DUBAI, 12 February 2007 — Dubai Aluminum Company (Dubal), one of the world’s largest aluminum producers owned by the Government of Dubai, and Mubadala Development Company, a wholly-owned investment and development vehicle of the Government of Abu Dhabi, have signed yesterday a joint venture agreement for the development of Emirates Aluminum (EMAL).

The joint venture agreement entails the construction and operation of a world class greenfield aluminum smelter complex in two phases. The first phase, with a cost of $5 billion, and the second phase, with an approximate cost of $3 billion, will produce a total output of 1.4 million tons capacity a year at the Khalifa Port and Industrial Zone in Abu Dhabi. This will make it the largest single site aluminum smelter in the world.
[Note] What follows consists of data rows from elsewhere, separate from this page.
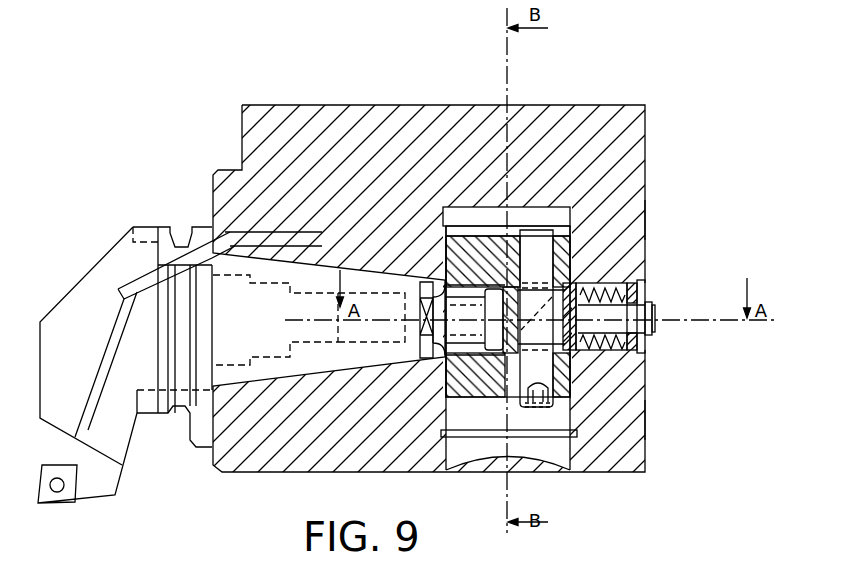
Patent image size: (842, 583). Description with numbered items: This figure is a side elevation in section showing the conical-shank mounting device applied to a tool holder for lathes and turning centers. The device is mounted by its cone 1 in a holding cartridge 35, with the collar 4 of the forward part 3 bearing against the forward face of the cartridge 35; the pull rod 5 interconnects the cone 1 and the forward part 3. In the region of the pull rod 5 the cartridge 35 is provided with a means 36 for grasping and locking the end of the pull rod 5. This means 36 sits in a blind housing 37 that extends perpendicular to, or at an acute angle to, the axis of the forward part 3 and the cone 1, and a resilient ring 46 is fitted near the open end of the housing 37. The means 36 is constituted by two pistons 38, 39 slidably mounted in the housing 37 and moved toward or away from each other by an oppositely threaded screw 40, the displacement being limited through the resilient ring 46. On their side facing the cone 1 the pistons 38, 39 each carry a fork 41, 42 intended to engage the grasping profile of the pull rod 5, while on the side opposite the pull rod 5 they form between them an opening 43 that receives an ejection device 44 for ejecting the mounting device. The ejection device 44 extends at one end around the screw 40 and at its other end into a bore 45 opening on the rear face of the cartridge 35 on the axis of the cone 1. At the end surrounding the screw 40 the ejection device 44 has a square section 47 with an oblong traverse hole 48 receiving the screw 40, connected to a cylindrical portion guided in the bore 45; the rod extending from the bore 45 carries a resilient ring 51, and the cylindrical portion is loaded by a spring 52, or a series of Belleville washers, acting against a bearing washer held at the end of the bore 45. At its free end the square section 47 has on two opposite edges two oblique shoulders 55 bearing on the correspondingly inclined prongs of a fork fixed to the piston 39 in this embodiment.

The cone 1 is at (252, 375).
The forward part 3 is at (52, 402).
The collar 4 is at (198, 232).
The pull rod 5 is at (396, 362).
The holding cartridge 35 is at (265, 118).
The means for grasping and locking 36 is at (582, 219).
The blind housing 37 is at (555, 216).
The piston 38 is at (478, 290).
The piston 39 is at (482, 290).
The oppositely threaded screw 40 is at (645, 408).
The fork 41 is at (464, 254).
The fork 42 is at (432, 360).
The opening 43 is at (498, 282).
The ejection device 44 is at (652, 288).
The bore 45 is at (603, 347).
The resilient ring 46 is at (577, 433).
The square section 47 is at (508, 356).
The oblong traverse hole 48 is at (574, 272).
The resilient ring 51 is at (650, 332).
The spring 52 is at (623, 332).
The oblique shoulders 55 is at (602, 263).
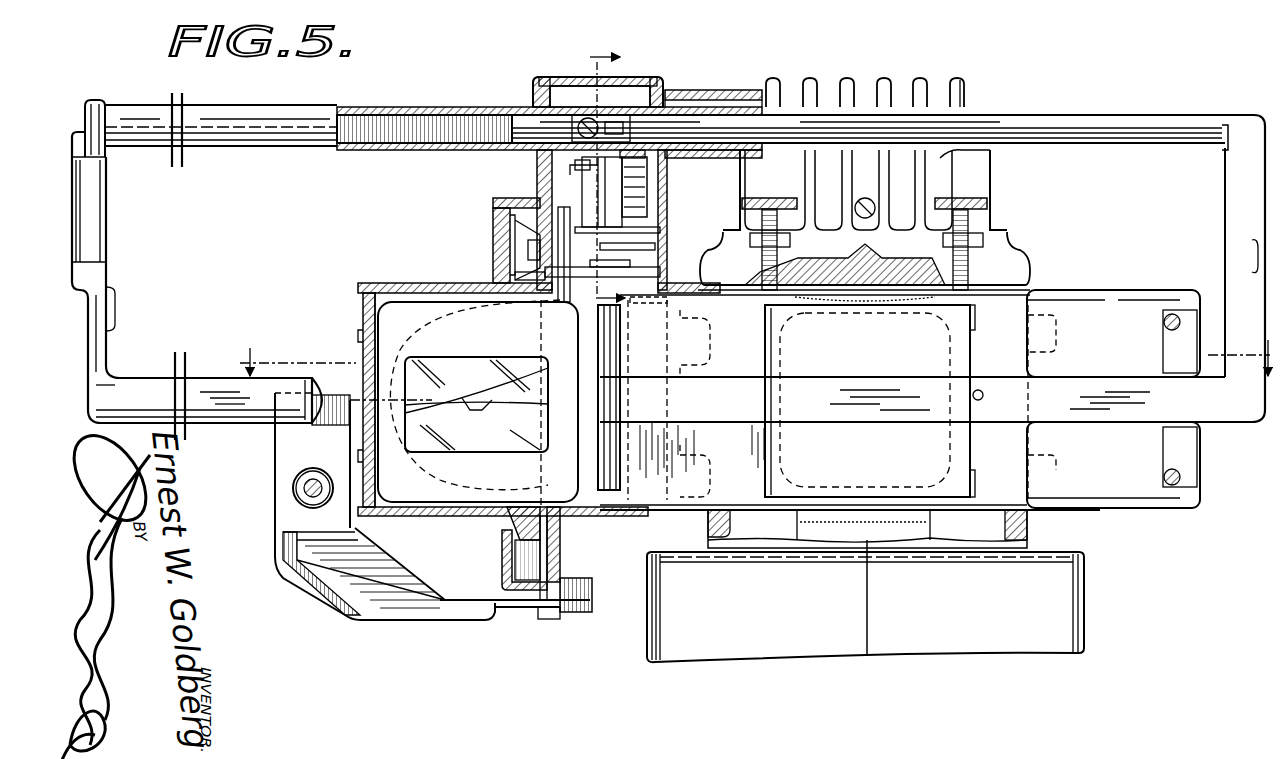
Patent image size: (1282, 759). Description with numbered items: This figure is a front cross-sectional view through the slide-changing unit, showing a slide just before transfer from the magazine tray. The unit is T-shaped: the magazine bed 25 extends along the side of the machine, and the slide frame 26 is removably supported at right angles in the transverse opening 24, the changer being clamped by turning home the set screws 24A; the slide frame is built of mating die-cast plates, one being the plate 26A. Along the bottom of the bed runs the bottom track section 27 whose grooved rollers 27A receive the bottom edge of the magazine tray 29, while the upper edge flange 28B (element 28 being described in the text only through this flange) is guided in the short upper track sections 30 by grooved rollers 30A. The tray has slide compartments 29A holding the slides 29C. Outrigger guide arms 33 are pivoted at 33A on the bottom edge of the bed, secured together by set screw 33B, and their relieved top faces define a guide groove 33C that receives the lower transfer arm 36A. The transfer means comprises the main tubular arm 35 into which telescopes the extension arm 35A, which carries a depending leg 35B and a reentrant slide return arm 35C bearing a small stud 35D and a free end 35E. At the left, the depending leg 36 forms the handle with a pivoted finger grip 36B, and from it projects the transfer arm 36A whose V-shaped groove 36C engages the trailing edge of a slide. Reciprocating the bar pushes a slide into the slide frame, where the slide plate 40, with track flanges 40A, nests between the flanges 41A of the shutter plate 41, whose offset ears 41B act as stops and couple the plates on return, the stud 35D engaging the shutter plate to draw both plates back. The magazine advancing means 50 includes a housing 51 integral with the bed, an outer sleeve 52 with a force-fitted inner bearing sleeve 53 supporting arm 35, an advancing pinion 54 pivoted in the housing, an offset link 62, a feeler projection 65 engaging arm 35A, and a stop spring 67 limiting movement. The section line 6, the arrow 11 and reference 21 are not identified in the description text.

The section line 6 is at (746, 357).
The direction arrow 11 is at (589, 178).
The fin 21 is at (968, 103).
The transverse opening 24 is at (1000, 268).
The set screws 24A is at (975, 200).
The magazine bed 25 is at (585, 515).
The slide frame 26 is at (1090, 290).
The die-cast plate 26A is at (1195, 462).
The bottom track section 27 is at (502, 545).
The grooved rollers 27A is at (515, 560).
The block 28 is at (507, 520).
The upper edge flange 28B is at (505, 268).
The magazine tray 29 is at (395, 283).
The slide compartments 29A is at (375, 360).
The slides 29C is at (476, 382).
The upper short track sections 30 is at (491, 210).
The grooved rollers 30A is at (510, 240).
The outrigger guide arms 33 is at (310, 575).
The pivot 33A is at (548, 618).
The set screw 33B is at (300, 488).
The guide groove 33C is at (337, 415).
The main tubular arm 35 is at (298, 120).
The extension arm 35A is at (512, 125).
The depending leg 35B is at (1222, 210).
The slide return arm 35C is at (1128, 415).
The stud 35D is at (985, 398).
The free end of return arm 35E is at (635, 385).
The depending leg 36 is at (108, 277).
The slide transfer arm 36A is at (252, 410).
The finger grip 36B is at (93, 218).
The V-shaped groove 36C is at (316, 380).
The slide plate 40 is at (820, 345).
The track flanges 40A is at (718, 490).
The shutter plate 41 is at (984, 445).
The flanges 41A is at (915, 318).
The offset ears 41B is at (978, 320).
The magazine advancing means 50 is at (655, 70).
The housing 51 is at (615, 78).
The outer sleeve 52 is at (640, 118).
The inner bearing sleeve 53 is at (795, 90).
The advancing pinion 54 is at (565, 280).
The offset link 62 is at (632, 195).
The feeler projection 65 is at (573, 168).
The stop spring 67 is at (612, 128).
The two entities will jointly develop, construct, own and operate the complex.

The first phase is expected to be operational in 2010. When completed and at full capacity, the new smelter will have a power plant capacity of 2,250 MW, with the required gas volume for the project already secured.

Plans are already under way to establish EMAL, the joint venture company with 50 percent stake each for Mubadala Development and Dubal. EMAL will oversee the operation and management of the new aluminum smelter.

The deal was signed by Khaldoon Khalifa Al-Mubarak, CEO and managing director, Mubadala Development and Abdullah Kalban, CEO, Dubal. Also present at the ceremony were Ahmed Humaid Al-Tayer, Dubal vice-chairman and members of the boards of both companies.